Coming from a single parent home, Chuck says he got lots of help from his teachers. That’s one of the reasons he decided to go into teaching even though those around him thought it was a huge mistake.
“People told me- Oh you are crazy for being a teacher. You’re not going to make any money being a teacher. But I said no!” It’s not about the money—it’s about me passing it forward. A lot of people helped me along the way and now I want to help my students make it in the world.”
That’s why Chuck is so passionate about making his classes as engaging as possible. He uses computers, historical videos, text books and interaction to make the past come alive and challenging.

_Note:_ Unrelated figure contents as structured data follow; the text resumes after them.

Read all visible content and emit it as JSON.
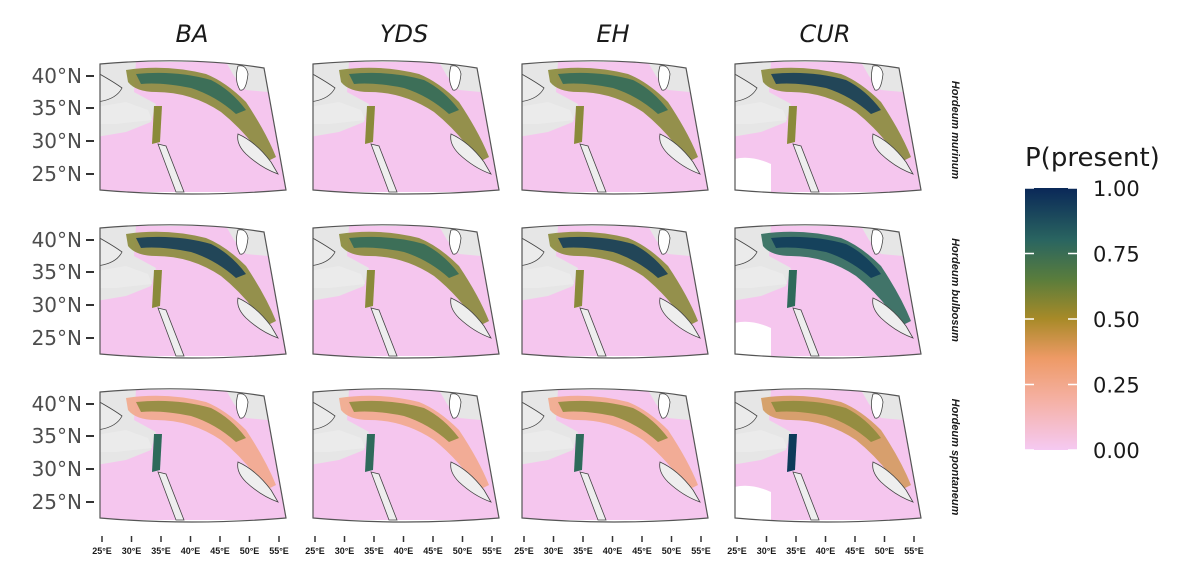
{
  "columns": [
    "BA",
    "YDS",
    "EH",
    "CUR"
  ],
  "rows": [
    "Hordeum murinum",
    "Hordeum bulbosum",
    "Hordeum spontaneum"
  ],
  "lat_ticks": [
    "40°N",
    "35°N",
    "30°N",
    "25°N"
  ],
  "lon_ticks": [
    "25°E",
    "30°E",
    "35°E",
    "40°E",
    "45°E",
    "50°E",
    "55°E"
  ],
  "legend": {
    "title": "P(present)",
    "ticks": [
      "1.00",
      "0.75",
      "0.50",
      "0.25",
      "0.00"
    ],
    "colors": [
      "#f2c8f0",
      "#f5b3b0",
      "#f09a6c",
      "#a3882a",
      "#4f7a3a",
      "#1e5c60",
      "#0b2a5a"
    ]
  },
  "map_colors": {
    "land_gray": "#e6e6e6",
    "sea_gray": "#ebebeb",
    "low": "#f5c6ee",
    "mid_low": "#f2a88c",
    "mid": "#d49a5e",
    "mid_high": "#8a8a3a",
    "high": "#2e6a5a",
    "top": "#0e3a5a"
  },
  "panel_intensity": [
    [
      0.35,
      0.34,
      0.38,
      0.45
    ],
    [
      0.4,
      0.38,
      0.42,
      0.55
    ],
    [
      0.12,
      0.11,
      0.12,
      0.18
    ]
  ]
}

“When I was in high school and middle school it was so boring. I would do my work but I just wasn’t into it. These kids are so much smarter than I was so I have to make sure they are being stretched and really learn the material, not just repeat it back.”
Add to that Chuck’s great sense of humor on display every day in his classroom.
“They did a survey here last semester to see who was the funniest teacher at Brooks Debartolo and guess what? I won,” Chuck laughs as his students start clapping for him.
“ I think he is resilient, hardworking and he always puts a smile on his face no matter what the day brings. I just like that about him,” says Junior Julianne Trice.
“Even if you don't like history,” says Cory Hickman. “You can talk to him about anything and he will always be there for you.”
Chuck’s principal, Kristine Bennett, says he pours everything into his students.
“If there is a student struggling personally, emotionally, socially, he is there for them. He also helps many students with financial assistance. He does a lot out of his own pocket to help families in need. He wouldn’t have to do that but he does.”